FEMA Grants Temporary Housing Aid To Oregon Following Wildfires
Oregonians in Jackson, Linn and Marion counties who lost their homes to wildfire could receive federal housing assistance in the coming weeks.
State officials are still working out the details about what that temporary housing might look like.
“It may be in the form of rental assistance; it may be in the form of mobile homes that [federal officials] bring in,” says Oregon Office of Emergency Management spokeswoman Paula Negele. “That has not been determined yet.”
To get assistance, people need to register with the Federal Emergency Management Agency by November 16. This information will help FEMA officials determine how much need there is in each community.
More than half the homes lost to Oregon wildfires this summer are in Jackson County, where the Almeda Fire destroyed more than 2,300 homes. So far only 500 people there have registered and qualify for FEMA housing assistance.
People can also find housing assistance through the American Red Cross by registering online or calling 800-RED-CROSS (800-733-2767). Red Cross representatives are also available in-person at Phoenix Elementary School.
Red Cross Relocates Shelter Evacuees To Hotels
Immediately following the Almeda Fire on September 8, hundreds of people sought indoor shelter at the Jackson County Expo fairgrounds. The Red Cross closed the mass shelter early this month while relocating evacuees to hotels. The Red Cross has provided 175 hotel rooms to house 300 people, according to Jackson County Emergency Manager John Vial.
The Red Cross continues to manage sheltering at the Expo, where 90 people are residing in their personal recreational vehicles. At a press conference Wednesday, Vial said the RVs have connections to water and electricity, and the county sends a truck to empty their holding tanks. The county is working with a nearby RV park to house additional trailers.
On Citizenship And Federal Housing Aid
Many of the homes destroyed in the Almeda Fire belonged to Latino families. Some of these families have expressed concerns about registering for FEMA aid.
One concern is that receiving federal disaster assistance could result in a public charge against someone’s citizenship status. According to the Department of Human Services website, disaster relief is not a benefit that would count as a public charge.
In many cases, families may qualify for disaster assistance if at least one member of the family is a U.S. Citizen.
Some people are also concerned that FEMA, an agency of DHS, might share their information with other DHS agencies, like the U.S. Immigration and Customs Enforcement (ICE).
“FEMA does not proactively share any applicant information with other organizations in any kind of regular routine or expected way,” says FEMA public information officer Lynn Kimbrough. “Sometimes we do work with other agencies to provide the actual assistance to survivors, so we are sharing information within the disaster assistance process.”
Kimbrough says “only in a rare circumstance” would FEMA share people’s information with an agency that’s not working in disaster relief.
If FEMA Denies Your Application, Try Again
Some people who apply for FEMA assistance may get a letter saying they are ineligible for assistance, but according to FEMA officials, these denial letters might not be “the last word.”

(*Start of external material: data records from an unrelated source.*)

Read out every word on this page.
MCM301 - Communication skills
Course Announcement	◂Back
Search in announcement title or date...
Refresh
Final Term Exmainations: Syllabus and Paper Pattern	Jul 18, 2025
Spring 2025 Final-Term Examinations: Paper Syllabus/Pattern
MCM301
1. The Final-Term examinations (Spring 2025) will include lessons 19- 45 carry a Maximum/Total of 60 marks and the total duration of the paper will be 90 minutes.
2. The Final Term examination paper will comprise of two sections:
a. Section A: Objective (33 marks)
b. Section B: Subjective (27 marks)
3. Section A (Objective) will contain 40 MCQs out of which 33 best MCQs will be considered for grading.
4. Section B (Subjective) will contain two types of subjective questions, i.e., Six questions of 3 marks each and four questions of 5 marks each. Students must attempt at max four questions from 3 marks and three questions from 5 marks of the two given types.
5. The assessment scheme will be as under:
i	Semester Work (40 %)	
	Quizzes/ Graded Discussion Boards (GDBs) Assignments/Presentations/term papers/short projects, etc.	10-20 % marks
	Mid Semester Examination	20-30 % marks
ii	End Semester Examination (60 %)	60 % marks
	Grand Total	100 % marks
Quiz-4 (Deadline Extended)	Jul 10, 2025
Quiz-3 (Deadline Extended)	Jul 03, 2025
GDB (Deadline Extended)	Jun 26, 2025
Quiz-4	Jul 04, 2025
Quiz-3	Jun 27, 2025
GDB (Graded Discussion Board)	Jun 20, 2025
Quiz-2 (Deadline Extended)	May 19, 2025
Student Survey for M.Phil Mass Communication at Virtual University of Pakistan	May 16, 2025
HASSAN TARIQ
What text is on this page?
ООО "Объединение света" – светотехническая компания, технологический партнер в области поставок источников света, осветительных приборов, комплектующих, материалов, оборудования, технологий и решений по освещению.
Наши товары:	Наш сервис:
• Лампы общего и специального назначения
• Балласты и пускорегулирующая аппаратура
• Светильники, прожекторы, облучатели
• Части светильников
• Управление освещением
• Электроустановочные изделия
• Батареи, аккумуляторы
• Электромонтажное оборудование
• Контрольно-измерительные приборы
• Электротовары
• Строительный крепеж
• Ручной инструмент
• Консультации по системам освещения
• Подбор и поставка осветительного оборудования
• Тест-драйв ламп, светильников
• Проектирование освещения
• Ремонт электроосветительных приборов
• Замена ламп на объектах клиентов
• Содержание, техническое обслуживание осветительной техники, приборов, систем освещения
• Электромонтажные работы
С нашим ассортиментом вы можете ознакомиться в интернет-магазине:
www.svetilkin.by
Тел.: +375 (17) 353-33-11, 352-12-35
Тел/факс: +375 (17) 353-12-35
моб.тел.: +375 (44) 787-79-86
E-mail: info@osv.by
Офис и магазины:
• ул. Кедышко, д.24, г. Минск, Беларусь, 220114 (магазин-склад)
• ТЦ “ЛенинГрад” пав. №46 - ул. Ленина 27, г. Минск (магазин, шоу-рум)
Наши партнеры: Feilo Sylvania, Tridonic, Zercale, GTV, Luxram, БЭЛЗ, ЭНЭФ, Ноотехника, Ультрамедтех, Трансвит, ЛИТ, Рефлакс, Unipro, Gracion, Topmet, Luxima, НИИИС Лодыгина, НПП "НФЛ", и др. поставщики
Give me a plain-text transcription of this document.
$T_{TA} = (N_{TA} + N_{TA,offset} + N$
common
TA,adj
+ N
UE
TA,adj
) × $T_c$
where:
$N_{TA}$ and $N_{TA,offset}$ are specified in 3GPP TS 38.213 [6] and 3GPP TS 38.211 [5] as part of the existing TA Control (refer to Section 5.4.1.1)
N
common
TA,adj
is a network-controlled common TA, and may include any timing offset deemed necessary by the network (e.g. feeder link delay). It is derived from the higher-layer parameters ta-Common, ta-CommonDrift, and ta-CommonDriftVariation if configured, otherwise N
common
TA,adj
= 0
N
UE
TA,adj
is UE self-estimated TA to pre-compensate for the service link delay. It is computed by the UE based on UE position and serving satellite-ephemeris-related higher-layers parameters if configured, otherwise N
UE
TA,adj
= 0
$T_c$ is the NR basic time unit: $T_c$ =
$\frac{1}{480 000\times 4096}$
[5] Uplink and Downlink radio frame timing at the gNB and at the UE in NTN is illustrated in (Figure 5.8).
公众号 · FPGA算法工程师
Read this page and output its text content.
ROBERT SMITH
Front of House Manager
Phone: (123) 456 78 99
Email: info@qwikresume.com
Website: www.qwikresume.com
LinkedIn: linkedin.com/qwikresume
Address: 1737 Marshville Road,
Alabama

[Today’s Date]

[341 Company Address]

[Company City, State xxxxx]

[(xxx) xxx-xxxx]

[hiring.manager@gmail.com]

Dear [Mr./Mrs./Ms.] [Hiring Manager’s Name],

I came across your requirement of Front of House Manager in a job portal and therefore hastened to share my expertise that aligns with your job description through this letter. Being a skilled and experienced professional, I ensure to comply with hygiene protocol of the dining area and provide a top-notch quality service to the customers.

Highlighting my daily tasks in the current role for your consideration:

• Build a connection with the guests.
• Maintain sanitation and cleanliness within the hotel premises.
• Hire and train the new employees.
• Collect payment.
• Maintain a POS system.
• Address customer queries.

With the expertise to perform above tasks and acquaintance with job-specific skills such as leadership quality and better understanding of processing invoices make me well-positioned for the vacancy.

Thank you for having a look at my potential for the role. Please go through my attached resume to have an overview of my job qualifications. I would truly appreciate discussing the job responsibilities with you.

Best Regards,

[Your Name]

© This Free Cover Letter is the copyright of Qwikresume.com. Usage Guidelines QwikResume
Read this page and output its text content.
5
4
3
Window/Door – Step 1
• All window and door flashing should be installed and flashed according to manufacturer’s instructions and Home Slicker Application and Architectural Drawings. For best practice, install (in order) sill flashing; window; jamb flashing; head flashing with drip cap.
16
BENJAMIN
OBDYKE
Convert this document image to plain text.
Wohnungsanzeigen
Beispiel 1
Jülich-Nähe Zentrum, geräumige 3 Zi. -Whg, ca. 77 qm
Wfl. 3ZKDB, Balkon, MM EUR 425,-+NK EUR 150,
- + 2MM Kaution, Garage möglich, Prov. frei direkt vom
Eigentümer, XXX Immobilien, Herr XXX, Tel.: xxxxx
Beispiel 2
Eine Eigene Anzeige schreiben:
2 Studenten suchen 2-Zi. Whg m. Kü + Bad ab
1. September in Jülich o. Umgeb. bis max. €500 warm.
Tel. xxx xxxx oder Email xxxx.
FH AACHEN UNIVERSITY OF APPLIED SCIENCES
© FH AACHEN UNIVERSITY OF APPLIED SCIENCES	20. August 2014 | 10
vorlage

“A quick fix, like providing more information, may change FEMA’s decision,” reads a September 23 press release.
For instance, someone might get a letter requesting more information about homeowner’s insurance. FEMA can’t cover damages that are covered by homeowner's insurance, but it may be able to cover other costs.
“FEMA programs are designed to support you in ways where your insurance may not fully meet your needs,” says spokesperson Toby Rice. “So one example would be if you have insurance that covers additional living expenses — perhaps that provides you with the ability to pay rent for an apartment if that's available — that may not cover the entire period where you're out of a home and that home is being rebuilt or replaced.”
Applicants can also appeal their denial for federal disaster relief.